Queste tipologie di supporto presentano livello di efficacia diversi e variabili a secondo dei problemi che è necessari affrontare, delle caratteristiche dei nuclei famigliari coinvolti e del contesto sociale in cui questi vivono.

Tuttavia nonostante le diverse opzioni sopraelencate alcuni nuclei famigliari non sentono la necessità di condividere le difficoltà scaturite dalla momentanea assenza di uno dei componenti con nessuna altra persona né di avvalersi di supporti esterni.

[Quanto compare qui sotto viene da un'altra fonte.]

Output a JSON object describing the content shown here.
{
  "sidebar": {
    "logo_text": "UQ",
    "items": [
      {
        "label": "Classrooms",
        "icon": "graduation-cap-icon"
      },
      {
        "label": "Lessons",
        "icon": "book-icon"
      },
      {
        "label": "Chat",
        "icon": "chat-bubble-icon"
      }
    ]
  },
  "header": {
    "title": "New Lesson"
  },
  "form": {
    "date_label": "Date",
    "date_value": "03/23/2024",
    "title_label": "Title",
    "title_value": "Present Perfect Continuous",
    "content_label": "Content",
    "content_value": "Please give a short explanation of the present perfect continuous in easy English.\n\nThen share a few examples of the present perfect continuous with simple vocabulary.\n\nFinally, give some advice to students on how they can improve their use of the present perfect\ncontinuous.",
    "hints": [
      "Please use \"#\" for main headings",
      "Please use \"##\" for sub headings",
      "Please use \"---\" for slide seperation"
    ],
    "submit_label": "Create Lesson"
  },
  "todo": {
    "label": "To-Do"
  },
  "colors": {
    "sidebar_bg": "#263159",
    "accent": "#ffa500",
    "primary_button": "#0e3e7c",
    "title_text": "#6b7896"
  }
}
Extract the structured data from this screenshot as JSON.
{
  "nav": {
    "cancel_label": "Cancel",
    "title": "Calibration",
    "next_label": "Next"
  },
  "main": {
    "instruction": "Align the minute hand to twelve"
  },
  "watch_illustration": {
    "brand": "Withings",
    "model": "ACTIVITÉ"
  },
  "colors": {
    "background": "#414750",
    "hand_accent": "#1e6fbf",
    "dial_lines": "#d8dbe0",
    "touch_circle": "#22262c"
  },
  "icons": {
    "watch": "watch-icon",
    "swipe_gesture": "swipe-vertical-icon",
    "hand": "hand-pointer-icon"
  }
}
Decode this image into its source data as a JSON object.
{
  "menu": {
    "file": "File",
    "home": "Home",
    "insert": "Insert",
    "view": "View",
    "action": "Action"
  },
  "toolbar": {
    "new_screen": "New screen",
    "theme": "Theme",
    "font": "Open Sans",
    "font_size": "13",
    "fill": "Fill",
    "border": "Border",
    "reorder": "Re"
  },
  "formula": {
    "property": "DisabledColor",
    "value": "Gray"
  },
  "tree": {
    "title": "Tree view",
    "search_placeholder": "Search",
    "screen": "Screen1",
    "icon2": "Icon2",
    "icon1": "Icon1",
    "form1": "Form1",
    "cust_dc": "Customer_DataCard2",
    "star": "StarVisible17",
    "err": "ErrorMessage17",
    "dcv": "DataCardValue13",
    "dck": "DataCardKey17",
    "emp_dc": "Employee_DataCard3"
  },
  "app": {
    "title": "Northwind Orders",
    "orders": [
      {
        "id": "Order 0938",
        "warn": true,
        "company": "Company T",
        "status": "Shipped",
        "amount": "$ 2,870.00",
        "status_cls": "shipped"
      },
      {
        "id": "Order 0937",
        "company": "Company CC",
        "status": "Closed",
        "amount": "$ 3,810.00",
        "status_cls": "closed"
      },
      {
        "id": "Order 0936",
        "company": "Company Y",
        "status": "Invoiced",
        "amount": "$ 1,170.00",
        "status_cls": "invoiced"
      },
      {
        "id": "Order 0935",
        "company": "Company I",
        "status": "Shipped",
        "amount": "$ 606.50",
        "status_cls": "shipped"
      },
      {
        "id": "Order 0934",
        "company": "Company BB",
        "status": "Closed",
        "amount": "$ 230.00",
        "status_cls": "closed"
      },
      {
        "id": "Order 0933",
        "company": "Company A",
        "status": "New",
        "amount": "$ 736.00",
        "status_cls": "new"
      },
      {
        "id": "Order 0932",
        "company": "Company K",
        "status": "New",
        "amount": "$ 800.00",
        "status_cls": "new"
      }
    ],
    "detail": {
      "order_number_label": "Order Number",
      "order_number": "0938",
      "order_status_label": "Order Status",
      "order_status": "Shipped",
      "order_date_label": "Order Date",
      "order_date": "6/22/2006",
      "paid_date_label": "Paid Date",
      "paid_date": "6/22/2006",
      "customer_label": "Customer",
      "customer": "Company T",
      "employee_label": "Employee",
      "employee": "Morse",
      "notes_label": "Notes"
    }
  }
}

Tale circostanza si verifica non troppo raramente sopratutto quando il ruolo all’interno della gerarchia militare è piuttosto elevato oppure quando questo è molto basso. In queste due situazioni si teme che le notizie e le lamentele che il militare porta a casa possano involontariamente essere sottoposte all’attenzione di altre famiglie e dunque nuocere alla carriera del soggetto interessato. Altri motivi di assenza di aggregazione sono la totale autonomia gestionale dei servizi domestici e famigliari, magari supportati da altri membri della famiglia secondaria ( nonni, zii, cugini ) oppure semplicemente la non affiliazione a gruppi di supporto deriva da una reticenza nel volersi inserire nella struttura della Forza Armata a cui il membro famigliare appartiene così da avere un netto distacco tra il lavoro e la famiglia.

Quanto fin qui detto è tuttavia una bella realtà solo in paesi come gli Stati Uniti e alcuni paesi Europei.
Nel nostro paese la politica di supporto alle famiglie militari è una realtà tristemente ignota per  non dire assente, spesso oggetto di accese critiche e figlia della politica un po’ tutta italiana del “nulla fare nulla sbagliare” .

In Italia infatti la mentalità nei confronti del mondo militare è diversa da qualsiasi altra realtà, il pensiero collettivo quasi ossessivo che molti hanno è di pensare che le famiglie che al loro interno hanno un militare “se la sono andata a cercare” ; “sapevano a cosa andavano incontro” riducendo così il supporto per queste famiglie ad una esigenza estemporanea e del tutto escludibile dal processo di welfare state.

Il quadro complessivo della situazione italiana è il più tragico in assoluto per i paesi della NATO, oltre ad esserci totale disinteresse per le famiglie da parte dell’opinione pubblica anche da parte delle istituzioni non si può dire che vi sia comprensione, infatti non esistono forme di supporto e di aggregazione di nessun tipo offerte dall’istituzione Difesa per le famiglie dei prestanti servizio. Durante la missione moglie e mariti dei soldati sono letteralmente abbandonati dai comandi e in caso di necessità molto gravi non esistono enti o associazioni preposte all’aiuto di queste famiglia in difficoltà.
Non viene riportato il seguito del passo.